TÜRKİYE; bir taraftan
yıkılıyoruz-bölünüyoruz, diğer taraftan şahlanıyoruz diyen iki ayrı görüş
cephesine bölünmüş durumdadır. Ve her iki tarafta, perde arkasından verilen
repliklere ve telkinlere kapıldıklarının ve ülkemize büyük zarar verdiklerinin
hatırlatılmasına bile büyük tepki vermektedirler. Türkiye de olup bitenleri
anlamlandırmak için Dünyada ki karmaşanın Nedenleri? Niçinleri? Nasılları ve
yöntemlerine bakmak lazım: Soruların cevabı aslında toplumsal olaylara ilgi
duyan herkesin bildiği yalınlıktadır. Ancak ele geçirme projelerinin
algoritmaları çok karmaşık ve büyük finans kaynaklarına dayanmaktadır. Birden
fazla bilim dalının kanunları sahada uygulanmaktadır. Medya ve iletişim, sosyal
paylaşım siteleri oyunun olmazsa olmazlarıdır. işte herkesin anlayamayacağı
kısım burasıdır.Çünkü ,öyle güçlü ve temiz algı oyunları yapılmaktadır ki
gösterilenin aksini iddia etmeniz akıl sağlığınızın (!) sorgulanması sonucuna
gidebilir...
NEDEN ve NİÇİN: Türkiye de olup bitenleri Dünyadaki
karmaşadan ayırmak doğru bir analiz getirmez. Altta yatan temel gerçekler
aynıdır. ileri sürülen makyajları sildiğiniz zaman, onca karmaşanın altında
yatan gerçek neden olarak, insanların içgüdülerinin (thanatos içgüdüsü gibi),
yine kendi egolarına hakimiyet kurmasından kaynaklandığı görürsünüz. Niçinler,
bu nedenleri ileriye taşıyan binlerce bahane ile doldurulmuştur.
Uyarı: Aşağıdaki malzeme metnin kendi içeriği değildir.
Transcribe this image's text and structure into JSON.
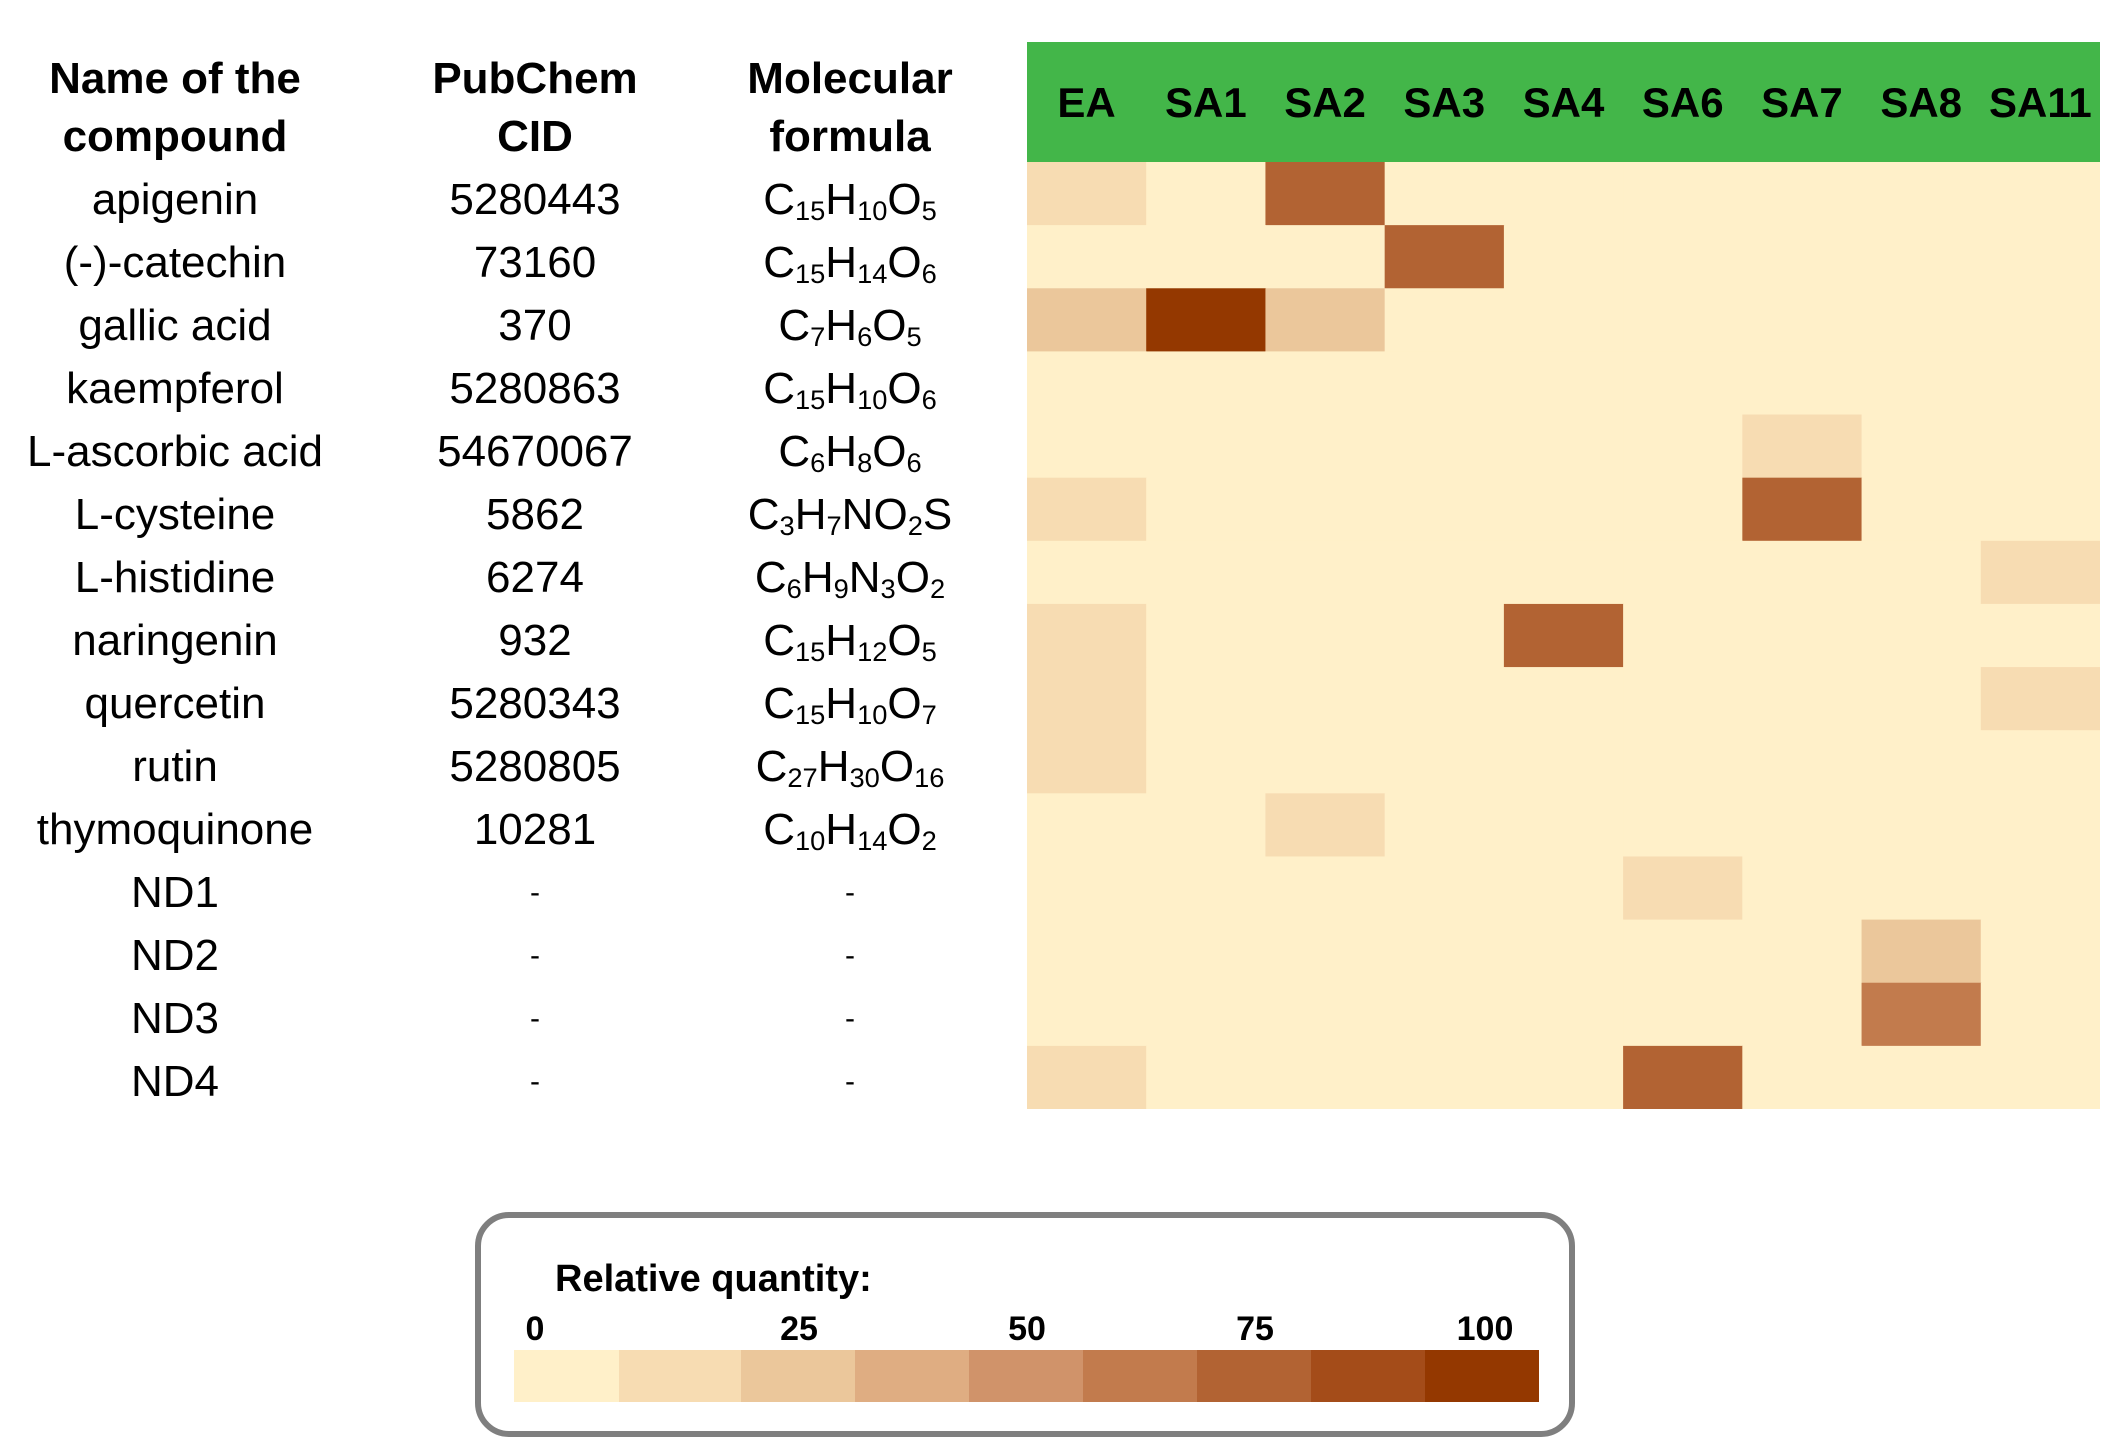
{
  "table": {
    "headers": {
      "name": [
        "Name of the",
        "compound"
      ],
      "cid": [
        "PubChem",
        "CID"
      ],
      "formula": [
        "Molecular",
        "formula"
      ]
    },
    "rows": [
      {
        "name": "apigenin",
        "cid": "5280443",
        "formula": [
          [
            "C",
            "15"
          ],
          [
            "H",
            "10"
          ],
          [
            "O",
            "5"
          ]
        ]
      },
      {
        "name": "(-)-catechin",
        "cid": "73160",
        "formula": [
          [
            "C",
            "15"
          ],
          [
            "H",
            "14"
          ],
          [
            "O",
            "6"
          ]
        ]
      },
      {
        "name": "gallic acid",
        "cid": "370",
        "formula": [
          [
            "C",
            "7"
          ],
          [
            "H",
            "6"
          ],
          [
            "O",
            "5"
          ]
        ]
      },
      {
        "name": "kaempferol",
        "cid": "5280863",
        "formula": [
          [
            "C",
            "15"
          ],
          [
            "H",
            "10"
          ],
          [
            "O",
            "6"
          ]
        ]
      },
      {
        "name": "L-ascorbic acid",
        "cid": "54670067",
        "formula": [
          [
            "C",
            "6"
          ],
          [
            "H",
            "8"
          ],
          [
            "O",
            "6"
          ]
        ]
      },
      {
        "name": "L-cysteine",
        "cid": "5862",
        "formula": [
          [
            "C",
            "3"
          ],
          [
            "H",
            "7"
          ],
          [
            "N",
            ""
          ],
          [
            "O",
            "2"
          ],
          [
            "S",
            ""
          ]
        ]
      },
      {
        "name": "L-histidine",
        "cid": "6274",
        "formula": [
          [
            "C",
            "6"
          ],
          [
            "H",
            "9"
          ],
          [
            "N",
            "3"
          ],
          [
            "O",
            "2"
          ]
        ]
      },
      {
        "name": "naringenin",
        "cid": "932",
        "formula": [
          [
            "C",
            "15"
          ],
          [
            "H",
            "12"
          ],
          [
            "O",
            "5"
          ]
        ]
      },
      {
        "name": "quercetin",
        "cid": "5280343",
        "formula": [
          [
            "C",
            "15"
          ],
          [
            "H",
            "10"
          ],
          [
            "O",
            "7"
          ]
        ]
      },
      {
        "name": "rutin",
        "cid": "5280805",
        "formula": [
          [
            "C",
            "27"
          ],
          [
            "H",
            "30"
          ],
          [
            "O",
            "16"
          ]
        ]
      },
      {
        "name": "thymoquinone",
        "cid": "10281",
        "formula": [
          [
            "C",
            "10"
          ],
          [
            "H",
            "14"
          ],
          [
            "O",
            "2"
          ]
        ]
      },
      {
        "name": "ND1",
        "cid": "-",
        "formula": "-"
      },
      {
        "name": "ND2",
        "cid": "-",
        "formula": "-"
      },
      {
        "name": "ND3",
        "cid": "-",
        "formula": "-"
      },
      {
        "name": "ND4",
        "cid": "-",
        "formula": "-"
      }
    ]
  },
  "chart_data": {
    "type": "heatmap",
    "columns": [
      "EA",
      "SA1",
      "SA2",
      "SA3",
      "SA4",
      "SA6",
      "SA7",
      "SA8",
      "SA11"
    ],
    "rows": [
      "apigenin",
      "(-)-catechin",
      "gallic acid",
      "kaempferol",
      "L-ascorbic acid",
      "L-cysteine",
      "L-histidine",
      "naringenin",
      "quercetin",
      "rutin",
      "thymoquinone",
      "ND1",
      "ND2",
      "ND3",
      "ND4"
    ],
    "values": [
      [
        15,
        0,
        70,
        0,
        0,
        0,
        0,
        0,
        0
      ],
      [
        0,
        0,
        0,
        70,
        0,
        0,
        0,
        0,
        0
      ],
      [
        25,
        100,
        25,
        5,
        0,
        0,
        0,
        0,
        0
      ],
      [
        3,
        0,
        0,
        0,
        0,
        0,
        0,
        0,
        0
      ],
      [
        3,
        0,
        0,
        0,
        0,
        0,
        15,
        0,
        0
      ],
      [
        15,
        0,
        0,
        0,
        0,
        0,
        75,
        0,
        0
      ],
      [
        0,
        0,
        0,
        0,
        0,
        0,
        0,
        0,
        12
      ],
      [
        8,
        0,
        0,
        0,
        80,
        0,
        0,
        0,
        0
      ],
      [
        10,
        0,
        0,
        0,
        0,
        0,
        0,
        0,
        10
      ],
      [
        7,
        0,
        0,
        0,
        0,
        0,
        0,
        0,
        6
      ],
      [
        6,
        0,
        15,
        0,
        0,
        0,
        0,
        0,
        0
      ],
      [
        6,
        0,
        0,
        0,
        0,
        12,
        0,
        0,
        0
      ],
      [
        6,
        0,
        0,
        0,
        0,
        0,
        0,
        25,
        0
      ],
      [
        6,
        0,
        0,
        0,
        0,
        0,
        0,
        68,
        0
      ],
      [
        12,
        0,
        0,
        0,
        0,
        80,
        0,
        0,
        0
      ]
    ],
    "value_range": [
      0,
      100
    ],
    "header_color": "#43b649",
    "color_scale": [
      "#fff0c9",
      "#f7dcb2",
      "#ebc79b",
      "#dfad82",
      "#d0936a",
      "#c27b4d",
      "#b26333",
      "#a44c19",
      "#943800"
    ],
    "legend": {
      "title": "Relative quantity:",
      "ticks": [
        "0",
        "25",
        "50",
        "75",
        "100"
      ]
    }
  }
}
Bugün dünyada
oyun kuran güçlü yapılar ( derin devletler, para ve güç merkezleri,
terör-mafya-istihbarat birliktelikleri gibi...) başka yüzler ve maskeler ile
toplum mühendisliği yaptıkları için, ileri sürdükleri din, ahlak, hak ,hukuk,
toprak bütünlüğü vesaire gibi etiketler illüzyondur. Gerçekler : Para,
hakimiyet kurmak, saldırganlık, insanları köleleştirmektir. Sömürgeler
oluşturmaktır.
NASILLAR ve YÖNTEMLER: Sosyoloji ve Psikoloji bilimleri
başta olmak, tarih bilimi, toplumsal anlaşmazlıklar, kamu diplomasisi,
antropolojinin bütün verileri kullanılmaktadır. Amigdala bölgesinin
fonksiyonları ve İnsan zihnine ait ilgili bilgiler, insanların zafiyetleri
kurgulanmakta ve kullanılmaktadırlar. ileri teknoloji ile konusunda uzmanlaşmış
analistler ve teorisyenler bu işin mutfağında çalışmaktadırlar. Binlerce
istihbarat ve casusluk parametresi bu işlere data taşımaktadır. Bazı vakıflar,
dernekler, yardım kuruluşları, bankalar, uluslararası kuruluşlar vesaire... bu
işte paravan olarak kullanılmaktadır. Takdir edersiniz ki anlaşılır olması için
basitleştirerek yazdığım bu çalışmalar çok daha karmaşık ve detaylıdır.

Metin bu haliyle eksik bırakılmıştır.